Seminer notlarının internete girme işini organize edin. Savsaklamayın. Çünkü herkes bir şey arıyor. Başarıyı bu sayede yakalayacaksınız. Şimdilik bu yeteri kadar başarılamıyor. Bu mesele üzerinde cemaat olarak gerektiği gibi durunuz ve gereğini yapınız.
“Ey iman edenler” Kur’an’da 79 defa geçmektedir. Bunu 80’e tamamlayan bir kelimenin olması gerekir. Seçkin olmayan sayıda bu kadar önemli geçen kelimenin zikredilmesi Kur’an’ın üslubuna uygun değildir. Ayrıca “Eyyuhe’l-mü’minûn” geçmektedir. Böylece 80 etmektedir. Bu 80’den 7 adedi bu sûrede geçmektedir. 11 adedi Bakara’da geçmektedir. Şimdi yorumladığımız âyet 18’inci olmaktadır. 3*3*3=27
اصْبِرُوا (iÖBıRUv) “Sabrediniz.”
“Subre” granit demektir, sert taş demektir. Sert taş gibi dayanıklı olunuz demektir. Gelecek sıkıntılara sabrediniz ve dayanınız demektir.
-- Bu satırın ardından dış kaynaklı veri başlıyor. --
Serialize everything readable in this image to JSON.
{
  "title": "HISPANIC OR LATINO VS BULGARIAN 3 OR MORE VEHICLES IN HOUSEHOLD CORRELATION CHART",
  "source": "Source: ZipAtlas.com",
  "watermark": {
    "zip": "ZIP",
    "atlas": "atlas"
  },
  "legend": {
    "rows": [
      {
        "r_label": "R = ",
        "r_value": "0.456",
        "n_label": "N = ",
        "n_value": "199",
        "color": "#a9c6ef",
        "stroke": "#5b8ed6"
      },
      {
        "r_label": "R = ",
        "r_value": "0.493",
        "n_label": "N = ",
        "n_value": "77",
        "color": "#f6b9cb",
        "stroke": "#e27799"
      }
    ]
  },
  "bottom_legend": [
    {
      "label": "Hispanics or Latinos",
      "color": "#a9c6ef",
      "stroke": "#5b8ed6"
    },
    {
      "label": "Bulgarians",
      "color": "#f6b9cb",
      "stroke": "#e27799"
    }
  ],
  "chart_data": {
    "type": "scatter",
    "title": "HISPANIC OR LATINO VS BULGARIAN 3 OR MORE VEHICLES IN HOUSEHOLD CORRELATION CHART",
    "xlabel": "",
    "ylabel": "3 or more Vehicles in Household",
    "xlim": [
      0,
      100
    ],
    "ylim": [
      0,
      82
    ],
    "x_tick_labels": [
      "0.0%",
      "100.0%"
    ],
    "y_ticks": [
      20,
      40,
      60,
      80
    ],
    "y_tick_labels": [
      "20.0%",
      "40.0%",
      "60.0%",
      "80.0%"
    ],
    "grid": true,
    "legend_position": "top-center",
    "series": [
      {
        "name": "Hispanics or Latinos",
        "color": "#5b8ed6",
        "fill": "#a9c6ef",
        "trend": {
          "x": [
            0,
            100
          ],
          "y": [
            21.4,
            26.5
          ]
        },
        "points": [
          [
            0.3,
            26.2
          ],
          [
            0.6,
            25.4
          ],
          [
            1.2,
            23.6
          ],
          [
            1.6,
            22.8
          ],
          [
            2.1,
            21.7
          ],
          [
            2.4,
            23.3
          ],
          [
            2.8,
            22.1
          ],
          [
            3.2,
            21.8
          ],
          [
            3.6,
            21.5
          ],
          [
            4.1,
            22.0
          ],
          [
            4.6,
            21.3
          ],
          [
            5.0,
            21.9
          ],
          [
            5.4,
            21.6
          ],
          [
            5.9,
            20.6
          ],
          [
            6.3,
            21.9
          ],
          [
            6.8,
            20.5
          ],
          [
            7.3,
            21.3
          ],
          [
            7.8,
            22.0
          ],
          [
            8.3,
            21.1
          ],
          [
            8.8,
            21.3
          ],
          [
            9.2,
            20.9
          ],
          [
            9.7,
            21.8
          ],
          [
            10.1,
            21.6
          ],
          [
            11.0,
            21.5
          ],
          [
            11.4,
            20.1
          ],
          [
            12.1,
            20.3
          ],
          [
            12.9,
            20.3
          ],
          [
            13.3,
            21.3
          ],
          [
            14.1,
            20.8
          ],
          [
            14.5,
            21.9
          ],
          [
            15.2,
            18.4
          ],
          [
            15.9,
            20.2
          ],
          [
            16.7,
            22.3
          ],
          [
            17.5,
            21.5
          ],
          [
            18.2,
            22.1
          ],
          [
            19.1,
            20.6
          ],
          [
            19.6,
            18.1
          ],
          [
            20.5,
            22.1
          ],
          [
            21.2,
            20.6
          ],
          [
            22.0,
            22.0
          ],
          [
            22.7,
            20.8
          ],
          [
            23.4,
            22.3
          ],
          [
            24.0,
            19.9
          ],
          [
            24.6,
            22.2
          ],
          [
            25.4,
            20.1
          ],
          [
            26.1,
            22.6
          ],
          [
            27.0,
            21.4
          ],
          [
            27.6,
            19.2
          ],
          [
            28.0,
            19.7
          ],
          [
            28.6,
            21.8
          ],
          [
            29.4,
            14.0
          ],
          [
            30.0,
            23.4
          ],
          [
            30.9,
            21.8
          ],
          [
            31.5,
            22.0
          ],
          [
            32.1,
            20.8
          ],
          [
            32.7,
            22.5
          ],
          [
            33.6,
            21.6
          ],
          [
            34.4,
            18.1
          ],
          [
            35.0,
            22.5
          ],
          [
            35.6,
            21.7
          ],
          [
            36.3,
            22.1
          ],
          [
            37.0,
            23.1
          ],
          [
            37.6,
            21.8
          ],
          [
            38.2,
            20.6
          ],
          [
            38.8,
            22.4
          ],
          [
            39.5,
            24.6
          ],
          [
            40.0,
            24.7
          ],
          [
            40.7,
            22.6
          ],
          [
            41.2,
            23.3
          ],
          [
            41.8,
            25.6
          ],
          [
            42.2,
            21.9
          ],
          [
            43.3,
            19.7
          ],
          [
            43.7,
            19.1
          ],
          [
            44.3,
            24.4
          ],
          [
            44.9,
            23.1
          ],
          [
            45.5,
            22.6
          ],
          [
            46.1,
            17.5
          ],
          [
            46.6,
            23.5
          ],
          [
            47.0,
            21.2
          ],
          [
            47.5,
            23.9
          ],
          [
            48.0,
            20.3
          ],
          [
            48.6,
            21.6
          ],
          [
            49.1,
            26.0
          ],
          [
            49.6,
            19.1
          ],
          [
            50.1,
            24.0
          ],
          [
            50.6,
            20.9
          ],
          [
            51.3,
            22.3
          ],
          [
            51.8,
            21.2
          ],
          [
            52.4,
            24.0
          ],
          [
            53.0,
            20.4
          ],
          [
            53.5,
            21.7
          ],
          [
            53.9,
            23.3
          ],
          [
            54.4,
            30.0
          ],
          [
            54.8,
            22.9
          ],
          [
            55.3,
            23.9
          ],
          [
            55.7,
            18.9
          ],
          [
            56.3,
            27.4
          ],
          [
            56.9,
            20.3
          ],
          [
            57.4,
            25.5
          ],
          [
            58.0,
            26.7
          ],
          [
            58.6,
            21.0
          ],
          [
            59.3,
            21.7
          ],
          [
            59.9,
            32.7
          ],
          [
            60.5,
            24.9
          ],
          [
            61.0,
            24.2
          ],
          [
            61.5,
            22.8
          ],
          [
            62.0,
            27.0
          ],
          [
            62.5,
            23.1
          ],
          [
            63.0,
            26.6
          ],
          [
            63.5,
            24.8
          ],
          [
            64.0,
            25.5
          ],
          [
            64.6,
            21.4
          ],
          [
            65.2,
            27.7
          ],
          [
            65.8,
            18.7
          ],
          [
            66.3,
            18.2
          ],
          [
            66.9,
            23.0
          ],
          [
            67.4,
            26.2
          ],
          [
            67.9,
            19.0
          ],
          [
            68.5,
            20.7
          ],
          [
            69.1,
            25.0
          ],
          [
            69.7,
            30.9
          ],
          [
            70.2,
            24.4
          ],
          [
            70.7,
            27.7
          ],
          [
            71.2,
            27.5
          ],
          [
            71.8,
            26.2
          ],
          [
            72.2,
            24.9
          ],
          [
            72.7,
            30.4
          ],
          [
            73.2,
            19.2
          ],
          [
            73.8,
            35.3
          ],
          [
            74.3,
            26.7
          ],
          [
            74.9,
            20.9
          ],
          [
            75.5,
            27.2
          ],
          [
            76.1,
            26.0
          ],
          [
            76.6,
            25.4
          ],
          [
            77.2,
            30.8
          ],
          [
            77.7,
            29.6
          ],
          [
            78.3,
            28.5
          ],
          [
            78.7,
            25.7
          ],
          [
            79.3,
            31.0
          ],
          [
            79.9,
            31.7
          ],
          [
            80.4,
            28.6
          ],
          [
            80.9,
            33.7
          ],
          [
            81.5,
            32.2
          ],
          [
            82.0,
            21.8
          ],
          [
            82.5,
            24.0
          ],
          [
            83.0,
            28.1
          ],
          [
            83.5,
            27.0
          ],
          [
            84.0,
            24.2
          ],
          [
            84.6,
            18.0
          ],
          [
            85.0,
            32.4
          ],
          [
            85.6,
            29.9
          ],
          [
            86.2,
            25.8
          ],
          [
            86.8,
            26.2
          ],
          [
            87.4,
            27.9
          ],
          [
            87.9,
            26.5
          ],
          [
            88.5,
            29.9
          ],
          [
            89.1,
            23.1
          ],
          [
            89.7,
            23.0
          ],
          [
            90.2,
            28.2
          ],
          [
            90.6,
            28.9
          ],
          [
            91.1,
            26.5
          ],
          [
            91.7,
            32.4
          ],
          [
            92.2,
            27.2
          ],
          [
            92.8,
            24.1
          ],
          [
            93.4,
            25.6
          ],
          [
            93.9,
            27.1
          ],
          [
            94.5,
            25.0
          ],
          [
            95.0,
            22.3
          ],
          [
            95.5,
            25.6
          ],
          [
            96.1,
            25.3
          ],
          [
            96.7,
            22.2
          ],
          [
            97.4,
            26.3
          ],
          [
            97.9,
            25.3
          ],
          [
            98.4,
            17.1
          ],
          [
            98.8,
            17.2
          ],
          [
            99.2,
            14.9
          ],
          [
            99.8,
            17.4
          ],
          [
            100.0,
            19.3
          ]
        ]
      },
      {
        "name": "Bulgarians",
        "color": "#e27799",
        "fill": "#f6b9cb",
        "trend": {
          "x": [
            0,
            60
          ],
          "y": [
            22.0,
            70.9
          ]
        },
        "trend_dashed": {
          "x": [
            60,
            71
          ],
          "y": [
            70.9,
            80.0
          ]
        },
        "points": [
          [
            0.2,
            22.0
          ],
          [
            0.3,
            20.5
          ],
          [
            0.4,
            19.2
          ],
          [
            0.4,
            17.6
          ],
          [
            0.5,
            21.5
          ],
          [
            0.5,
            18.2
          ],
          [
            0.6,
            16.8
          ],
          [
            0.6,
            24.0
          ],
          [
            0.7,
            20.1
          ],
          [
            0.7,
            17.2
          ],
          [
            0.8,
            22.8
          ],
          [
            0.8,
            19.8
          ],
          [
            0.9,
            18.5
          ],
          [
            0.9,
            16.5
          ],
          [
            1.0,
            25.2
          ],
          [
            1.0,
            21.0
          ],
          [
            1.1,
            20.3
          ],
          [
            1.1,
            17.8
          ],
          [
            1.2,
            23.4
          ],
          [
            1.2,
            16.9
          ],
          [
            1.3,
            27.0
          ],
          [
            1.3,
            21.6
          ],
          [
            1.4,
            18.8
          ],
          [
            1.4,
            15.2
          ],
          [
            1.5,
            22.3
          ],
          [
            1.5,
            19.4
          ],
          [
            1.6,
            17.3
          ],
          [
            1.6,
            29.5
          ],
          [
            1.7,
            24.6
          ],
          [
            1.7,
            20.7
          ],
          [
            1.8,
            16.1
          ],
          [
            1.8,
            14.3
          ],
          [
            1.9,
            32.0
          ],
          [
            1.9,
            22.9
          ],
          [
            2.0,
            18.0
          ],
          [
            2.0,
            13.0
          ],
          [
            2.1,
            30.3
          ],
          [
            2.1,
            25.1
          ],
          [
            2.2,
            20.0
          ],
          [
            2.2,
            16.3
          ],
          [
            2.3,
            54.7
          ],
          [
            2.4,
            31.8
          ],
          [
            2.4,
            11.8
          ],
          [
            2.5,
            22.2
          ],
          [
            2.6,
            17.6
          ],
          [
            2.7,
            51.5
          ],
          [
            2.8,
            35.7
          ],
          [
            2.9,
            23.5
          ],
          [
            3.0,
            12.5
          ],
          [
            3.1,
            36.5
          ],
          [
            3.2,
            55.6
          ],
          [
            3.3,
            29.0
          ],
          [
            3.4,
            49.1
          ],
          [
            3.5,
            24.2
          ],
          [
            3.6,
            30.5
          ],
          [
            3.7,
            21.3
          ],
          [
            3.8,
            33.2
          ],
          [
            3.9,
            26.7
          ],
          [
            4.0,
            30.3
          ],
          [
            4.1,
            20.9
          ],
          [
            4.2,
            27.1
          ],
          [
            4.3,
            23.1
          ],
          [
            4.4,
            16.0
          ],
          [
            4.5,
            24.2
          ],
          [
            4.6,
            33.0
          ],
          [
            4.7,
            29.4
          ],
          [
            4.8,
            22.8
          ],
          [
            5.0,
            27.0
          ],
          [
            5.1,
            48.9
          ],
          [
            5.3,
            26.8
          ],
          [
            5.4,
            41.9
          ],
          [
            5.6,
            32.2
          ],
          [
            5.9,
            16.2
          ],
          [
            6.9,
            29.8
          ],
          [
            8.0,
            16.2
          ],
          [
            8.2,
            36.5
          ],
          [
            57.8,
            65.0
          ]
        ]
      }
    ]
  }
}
Bu sûrenin sonunda dört emri içeren bir mükellefiyet vardır. İkisi sabırla ilgilidir. Sabır ne demektir? Önce işe sabırdır.
Kur’an’ı yorumlama derslerine devam mı ediyorsunuz; işte buna sabırdır… “Adil Düzen”i öğrenmeye mi başladınız; işte buna sabırdır... Bir işe mi başladınız; işte buna sabırdır... Ahşap ev mi inşa edeceğiz; işte buna sabırdır... Poşet imal etmeye mi başladık; işte buna sabırdır... Market teşebbüsümüz var mı; işte buna sabırdır... Dergi mi çıkaracağız; işte buna sabırdır…
Ama olmuyor! Başarılamıyor! İşte zaten sabır buna gerekiyor.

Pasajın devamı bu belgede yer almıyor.